MACKENZIE MATHIS, PHD, BERTARELLI FOUNDATION CHAIR OF INTEGRATIVE NEUROSCIENCE AND DIRECTOR OF THE MATHIS LABORATORY OF ADAPTIVE MOTOR CONTROL, EPFL
Training AI models to identify neurons across the brain
The discovery of new ways to analyze neural data may help researchers improve the efficiency of their research into neurodegenerative disease and offer new perspectives for potential therapies.
In collaboration with the Mathis Laboratory at EPFL, we are training artificial intelligence-based computer vision models to analyze neural data from 3D microscopy datasets.
Advances in microscopy have created a petabyte-scale data avalanche and scientists are exploring the potential of computer vision to analyze the data
Currently, researchers use cell segmentation and analysis software developed for 2D data to identify and map the positions of cells in a brain, however this does not perform well with 3D data. The process is time consuming and can be inaccurate - a neuron can be mistakenly detected multiple times, or two cells can be interpreted as a single cell. Considering that the human brain has around 86 billion neurons, labelling even 0.01% of them would require the identification of millions of neurons.
At the same time, recent advances in lightsheet microscopy mean that it is now possible to image samples at subcellular spatial resolution faster than was previously possible. The new microscopes can also accommodate larger samples, from whole small brains to large sections of human brains. The high throughput of large 3D brain samples has resulted in a leap in the amount of data acquired – from megabytes to petabytes.
Now, as 3D whole-brain microscopy becomes more widespread, there is an increasing need for a rapid method of automatically and accurately detecting the multiple cell-types found within an entire brain, and the team is turning to state-of-the-art machine vision to do so.
The Mathis-Wyss Center collaboration is training computer vision models to automatically identify brain regions, accurately detect neurons and eventually track the connections between them.
“We are drawing on innovations in machine vision and artificial intelligence to automate the process of analyzing the millions of brain cells that we capture when we image large samples. Moreover, we also aim to provide usable tools for the broader community.”

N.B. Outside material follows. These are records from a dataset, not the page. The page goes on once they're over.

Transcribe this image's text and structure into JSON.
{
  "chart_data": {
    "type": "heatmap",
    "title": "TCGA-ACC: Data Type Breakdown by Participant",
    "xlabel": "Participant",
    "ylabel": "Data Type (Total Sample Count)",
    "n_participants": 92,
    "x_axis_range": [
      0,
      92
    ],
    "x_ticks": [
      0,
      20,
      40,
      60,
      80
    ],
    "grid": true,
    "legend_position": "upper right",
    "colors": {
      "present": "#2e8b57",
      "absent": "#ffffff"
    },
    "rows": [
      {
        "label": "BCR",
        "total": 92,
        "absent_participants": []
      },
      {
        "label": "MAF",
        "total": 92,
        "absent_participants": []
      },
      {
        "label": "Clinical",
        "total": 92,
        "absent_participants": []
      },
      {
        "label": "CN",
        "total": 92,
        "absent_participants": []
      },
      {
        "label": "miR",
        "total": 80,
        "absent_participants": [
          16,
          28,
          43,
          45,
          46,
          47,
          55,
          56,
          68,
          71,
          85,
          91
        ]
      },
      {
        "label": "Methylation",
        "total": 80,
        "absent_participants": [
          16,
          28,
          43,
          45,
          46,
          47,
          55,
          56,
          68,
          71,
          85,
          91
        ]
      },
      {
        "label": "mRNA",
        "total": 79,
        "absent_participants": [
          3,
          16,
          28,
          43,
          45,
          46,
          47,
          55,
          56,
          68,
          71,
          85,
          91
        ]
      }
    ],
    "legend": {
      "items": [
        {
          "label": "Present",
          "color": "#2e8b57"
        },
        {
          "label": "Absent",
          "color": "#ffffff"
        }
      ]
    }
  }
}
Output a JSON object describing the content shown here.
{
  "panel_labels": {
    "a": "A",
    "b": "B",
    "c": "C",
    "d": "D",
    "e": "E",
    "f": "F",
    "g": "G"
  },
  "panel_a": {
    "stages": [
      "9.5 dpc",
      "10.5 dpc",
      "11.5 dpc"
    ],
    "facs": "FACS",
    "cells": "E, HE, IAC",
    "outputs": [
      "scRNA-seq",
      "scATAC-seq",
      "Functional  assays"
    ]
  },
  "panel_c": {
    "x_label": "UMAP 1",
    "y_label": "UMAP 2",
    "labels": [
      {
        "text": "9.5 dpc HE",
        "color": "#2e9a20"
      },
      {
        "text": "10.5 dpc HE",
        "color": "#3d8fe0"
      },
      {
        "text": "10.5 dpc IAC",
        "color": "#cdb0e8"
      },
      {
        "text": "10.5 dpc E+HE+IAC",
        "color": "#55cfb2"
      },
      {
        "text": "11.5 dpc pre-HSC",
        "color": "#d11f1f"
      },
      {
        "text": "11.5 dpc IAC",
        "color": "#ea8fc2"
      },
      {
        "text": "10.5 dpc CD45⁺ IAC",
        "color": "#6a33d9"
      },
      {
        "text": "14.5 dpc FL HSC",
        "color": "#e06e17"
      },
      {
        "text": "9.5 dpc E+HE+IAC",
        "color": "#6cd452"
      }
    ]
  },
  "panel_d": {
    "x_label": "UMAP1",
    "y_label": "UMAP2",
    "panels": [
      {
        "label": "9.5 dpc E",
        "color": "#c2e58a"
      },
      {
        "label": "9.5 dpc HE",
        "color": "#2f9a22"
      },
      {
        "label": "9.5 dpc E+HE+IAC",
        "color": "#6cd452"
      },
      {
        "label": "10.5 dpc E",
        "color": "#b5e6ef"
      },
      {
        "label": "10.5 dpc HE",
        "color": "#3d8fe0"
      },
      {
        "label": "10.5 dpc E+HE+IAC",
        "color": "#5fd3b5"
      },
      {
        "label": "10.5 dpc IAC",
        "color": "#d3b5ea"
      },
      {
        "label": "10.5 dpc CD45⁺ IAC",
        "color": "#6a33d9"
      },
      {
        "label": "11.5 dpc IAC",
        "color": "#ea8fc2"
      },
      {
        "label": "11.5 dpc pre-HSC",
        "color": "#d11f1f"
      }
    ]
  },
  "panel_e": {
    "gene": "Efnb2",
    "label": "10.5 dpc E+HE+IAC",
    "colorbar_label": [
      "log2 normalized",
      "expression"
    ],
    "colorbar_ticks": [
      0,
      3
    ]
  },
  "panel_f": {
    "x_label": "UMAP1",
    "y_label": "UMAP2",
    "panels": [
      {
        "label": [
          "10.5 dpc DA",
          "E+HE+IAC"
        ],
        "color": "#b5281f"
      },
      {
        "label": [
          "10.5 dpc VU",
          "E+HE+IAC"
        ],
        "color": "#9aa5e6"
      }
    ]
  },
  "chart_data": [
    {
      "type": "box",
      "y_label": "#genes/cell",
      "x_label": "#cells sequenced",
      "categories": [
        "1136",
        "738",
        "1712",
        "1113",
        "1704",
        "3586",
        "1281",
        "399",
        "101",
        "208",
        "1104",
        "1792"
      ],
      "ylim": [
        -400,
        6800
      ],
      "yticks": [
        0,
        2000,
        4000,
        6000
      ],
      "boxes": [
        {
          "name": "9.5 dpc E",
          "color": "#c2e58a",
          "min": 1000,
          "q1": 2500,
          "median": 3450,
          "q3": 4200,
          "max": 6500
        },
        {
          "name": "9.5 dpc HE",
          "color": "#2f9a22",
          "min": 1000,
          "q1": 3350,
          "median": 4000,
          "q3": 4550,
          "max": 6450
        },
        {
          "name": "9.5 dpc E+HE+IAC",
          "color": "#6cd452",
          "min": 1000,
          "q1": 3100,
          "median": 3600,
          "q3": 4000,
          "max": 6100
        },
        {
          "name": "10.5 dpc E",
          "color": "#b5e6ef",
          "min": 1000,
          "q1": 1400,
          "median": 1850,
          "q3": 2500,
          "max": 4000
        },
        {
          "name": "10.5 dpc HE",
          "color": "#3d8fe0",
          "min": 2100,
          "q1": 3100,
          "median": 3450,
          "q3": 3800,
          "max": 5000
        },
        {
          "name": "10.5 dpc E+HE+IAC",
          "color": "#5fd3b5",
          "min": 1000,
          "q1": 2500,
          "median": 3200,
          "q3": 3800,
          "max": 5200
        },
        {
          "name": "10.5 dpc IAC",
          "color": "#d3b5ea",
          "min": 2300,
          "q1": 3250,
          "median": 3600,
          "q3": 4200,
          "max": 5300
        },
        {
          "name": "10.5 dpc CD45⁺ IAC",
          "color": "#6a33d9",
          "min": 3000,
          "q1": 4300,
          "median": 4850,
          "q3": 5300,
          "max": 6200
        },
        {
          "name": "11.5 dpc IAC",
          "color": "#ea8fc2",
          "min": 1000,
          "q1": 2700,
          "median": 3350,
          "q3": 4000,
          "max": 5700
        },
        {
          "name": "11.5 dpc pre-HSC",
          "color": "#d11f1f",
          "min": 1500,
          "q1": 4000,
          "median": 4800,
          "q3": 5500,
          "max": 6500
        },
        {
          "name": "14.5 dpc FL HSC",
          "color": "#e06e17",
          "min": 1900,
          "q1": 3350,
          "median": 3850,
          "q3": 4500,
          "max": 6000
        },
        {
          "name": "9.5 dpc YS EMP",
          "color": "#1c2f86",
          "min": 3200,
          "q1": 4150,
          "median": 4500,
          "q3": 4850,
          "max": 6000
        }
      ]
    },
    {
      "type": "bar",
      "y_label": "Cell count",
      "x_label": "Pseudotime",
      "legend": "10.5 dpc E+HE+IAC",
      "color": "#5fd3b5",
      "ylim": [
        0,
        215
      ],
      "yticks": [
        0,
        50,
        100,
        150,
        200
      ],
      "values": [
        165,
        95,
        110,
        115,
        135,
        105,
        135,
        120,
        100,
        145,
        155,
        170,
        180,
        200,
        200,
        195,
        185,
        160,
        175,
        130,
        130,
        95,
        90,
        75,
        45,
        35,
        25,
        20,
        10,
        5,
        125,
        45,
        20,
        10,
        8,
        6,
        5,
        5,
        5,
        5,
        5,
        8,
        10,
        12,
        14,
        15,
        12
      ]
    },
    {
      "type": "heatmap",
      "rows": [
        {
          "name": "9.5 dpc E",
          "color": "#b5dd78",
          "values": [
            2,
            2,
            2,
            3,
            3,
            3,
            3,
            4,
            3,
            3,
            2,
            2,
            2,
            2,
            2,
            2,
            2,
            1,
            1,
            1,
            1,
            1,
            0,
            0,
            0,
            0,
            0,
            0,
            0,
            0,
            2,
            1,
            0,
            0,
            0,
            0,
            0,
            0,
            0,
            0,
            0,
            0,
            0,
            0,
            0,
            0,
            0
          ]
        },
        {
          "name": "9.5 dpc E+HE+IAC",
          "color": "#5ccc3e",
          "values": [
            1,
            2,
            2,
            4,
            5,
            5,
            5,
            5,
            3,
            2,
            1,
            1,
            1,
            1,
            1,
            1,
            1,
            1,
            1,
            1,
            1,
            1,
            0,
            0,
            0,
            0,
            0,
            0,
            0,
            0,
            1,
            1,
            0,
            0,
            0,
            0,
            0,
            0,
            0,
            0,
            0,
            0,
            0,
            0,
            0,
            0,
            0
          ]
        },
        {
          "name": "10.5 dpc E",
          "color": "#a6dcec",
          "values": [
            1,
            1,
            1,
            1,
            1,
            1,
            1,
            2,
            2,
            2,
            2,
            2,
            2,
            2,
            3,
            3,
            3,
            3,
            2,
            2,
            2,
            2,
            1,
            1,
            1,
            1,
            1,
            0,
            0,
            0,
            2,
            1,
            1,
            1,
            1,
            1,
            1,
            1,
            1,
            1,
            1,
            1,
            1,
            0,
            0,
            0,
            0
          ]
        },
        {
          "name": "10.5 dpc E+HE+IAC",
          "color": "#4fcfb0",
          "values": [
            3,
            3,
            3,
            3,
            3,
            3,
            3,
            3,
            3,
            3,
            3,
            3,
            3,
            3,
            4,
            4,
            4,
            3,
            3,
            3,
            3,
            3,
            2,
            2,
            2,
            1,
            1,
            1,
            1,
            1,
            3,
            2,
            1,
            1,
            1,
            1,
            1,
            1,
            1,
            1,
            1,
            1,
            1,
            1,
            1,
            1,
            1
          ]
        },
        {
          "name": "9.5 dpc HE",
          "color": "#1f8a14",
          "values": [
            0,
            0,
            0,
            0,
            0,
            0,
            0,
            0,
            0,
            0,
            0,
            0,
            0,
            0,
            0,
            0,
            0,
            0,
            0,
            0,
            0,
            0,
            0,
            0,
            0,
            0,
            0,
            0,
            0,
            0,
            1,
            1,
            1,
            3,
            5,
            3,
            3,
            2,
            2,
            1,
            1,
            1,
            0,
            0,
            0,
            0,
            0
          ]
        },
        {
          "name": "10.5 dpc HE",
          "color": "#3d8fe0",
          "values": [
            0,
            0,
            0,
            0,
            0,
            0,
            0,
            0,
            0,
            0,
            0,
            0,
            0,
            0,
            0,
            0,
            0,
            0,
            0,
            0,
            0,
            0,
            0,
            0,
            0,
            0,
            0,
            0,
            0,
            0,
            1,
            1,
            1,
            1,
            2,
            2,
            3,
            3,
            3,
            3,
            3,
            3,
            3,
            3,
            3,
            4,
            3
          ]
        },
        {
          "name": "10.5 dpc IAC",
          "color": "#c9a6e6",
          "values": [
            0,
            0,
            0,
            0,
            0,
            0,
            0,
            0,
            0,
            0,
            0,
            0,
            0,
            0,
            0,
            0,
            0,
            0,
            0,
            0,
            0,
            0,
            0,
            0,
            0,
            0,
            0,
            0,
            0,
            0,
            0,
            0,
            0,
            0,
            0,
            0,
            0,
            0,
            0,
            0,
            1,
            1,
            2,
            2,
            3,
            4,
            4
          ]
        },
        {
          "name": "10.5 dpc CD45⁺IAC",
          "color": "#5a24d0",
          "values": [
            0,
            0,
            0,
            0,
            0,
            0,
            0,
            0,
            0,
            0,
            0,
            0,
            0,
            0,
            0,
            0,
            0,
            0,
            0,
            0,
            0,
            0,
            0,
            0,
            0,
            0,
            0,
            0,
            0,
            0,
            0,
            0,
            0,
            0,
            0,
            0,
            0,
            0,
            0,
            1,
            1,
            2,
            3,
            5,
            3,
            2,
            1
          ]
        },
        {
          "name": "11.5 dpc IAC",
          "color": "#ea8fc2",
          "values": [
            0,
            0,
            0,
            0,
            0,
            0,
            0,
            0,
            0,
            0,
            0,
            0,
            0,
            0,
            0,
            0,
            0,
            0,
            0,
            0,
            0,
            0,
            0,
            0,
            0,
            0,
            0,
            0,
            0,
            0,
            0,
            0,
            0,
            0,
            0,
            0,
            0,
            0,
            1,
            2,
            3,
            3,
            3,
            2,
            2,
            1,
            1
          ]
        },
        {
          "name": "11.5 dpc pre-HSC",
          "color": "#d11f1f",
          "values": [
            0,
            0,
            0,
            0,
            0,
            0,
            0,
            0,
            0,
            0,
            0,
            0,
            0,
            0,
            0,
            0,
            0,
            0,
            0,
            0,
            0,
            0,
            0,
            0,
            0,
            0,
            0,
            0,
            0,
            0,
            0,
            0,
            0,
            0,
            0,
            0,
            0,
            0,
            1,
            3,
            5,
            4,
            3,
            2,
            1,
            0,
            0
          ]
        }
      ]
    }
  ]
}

The team is focusing on data from tissue that has been imaged with lightsheet microscopes. They are using deep neural networks to learn from large 3D data sets containing millions of brain cells.
As the project progresses, the team will expand their focus to include data from more diverse cell types involved in different brain circuits - for example dopaminergic cells involved in reward circuits and motor neurons responsible for movement - allowing them to improve the speed and accuracy of their AI models.
The resulting large data set will be open source to allow other developers to train and improve their own algorithms.
STEPHANE PAGES, PHD, SCIENTIFIC COORDINATOR AT THE WYSS CENTER AND SENIOR RESEARCH ASSOCIATE AT THE UNIVERSITY OF GENEVA
“Our project is specifically geared towards developing new capabilities for microscopy image analysis of 3D brain tissue. These developments have the potential to be a real game changer in the field, allowing new discoveries and contributing to the accuracy and speed of research into neurodegenerative diseases.”
The ability to automatically detect cell type and track connections could have a major impact on the speed and reliability at which researchers learn about the mechanisms underlying human brain disorders. For example, being able to use an automated method of detecting differences in neuronal circuits would substantially increase the speed of comparing healthy and diseased brain tissue to understand the progression of neurodegenerative diseases like Alzheimer’s.